In 1874, after Chadbourne had left UW-Madison, education was desegregated, and men and women began to share classes. It was then that Ladies Hall stopped housing classes and became just a women's dormitory. In 1901, Dean Edward A. Birge, after quite a bit of coercing, renamed Ladies Hall to "Chadbourne Hall," in honor of President Chadbourne. The current Chadbourne Residential College, built in 1959, stands where the old Chadbourne Hall previously stood. The Chadbourne facility was occupied by women only until 1995, when it opened its doors to coeducational living.

The housefellow program was put into effect in 1926. With the opening of Tripp and Adams halls that same year, the Dormitory Committee decided to create a system of student advisers as the proponents of educational programs in the dorms. The name "housefellow" comes from the combination of the "thirty-man subunits or 'houses' within the dorm halls and the instructional responsibilities of the academic graduate 'fellows,' the male student advisers."

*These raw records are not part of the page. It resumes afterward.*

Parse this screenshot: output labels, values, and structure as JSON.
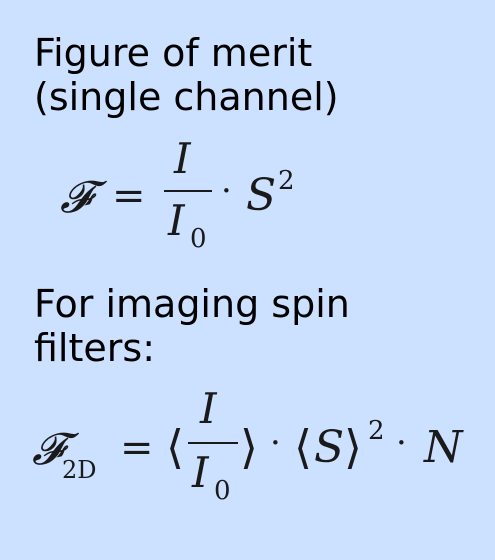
{
  "heading1": {
    "line1": "Figure of merit",
    "line2": "(single channel)"
  },
  "equation1": {
    "lhs": "𝓕",
    "equals": "=",
    "numerator": "I",
    "denominator_base": "I",
    "denominator_sub": "0",
    "dot": "·",
    "S": "S",
    "S_exp": "2"
  },
  "heading2": {
    "line1": "For imaging spin",
    "line2": "filters:"
  },
  "equation2": {
    "lhs": "𝓕",
    "lhs_sub": "2D",
    "equals": "=",
    "lbracket1": "⟨",
    "numerator": "I",
    "denominator_base": "I",
    "denominator_sub": "0",
    "rbracket1": "⟩",
    "dot1": "·",
    "lbracket2": "⟨",
    "S": "S",
    "rbracket2": "⟩",
    "S_exp": "2",
    "dot2": "·",
    "N": "N"
  }
}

The housefellow program was initially led by graduate students. In-state resident housefellows received room and board, and out-of-state resident housefellows received a nonresident student tuition waiver as compensation. The housefellow system lasted like this until 1971, when the university stopped giving out-of-state tuition waivers. This was a major downfall, since most of the graduate students who were housefellows were not from Wisconsin. This, in collaboration with increased federal research grants and the rising need for teaching assistants, allowed undergraduate students to emerge into the housefellow program.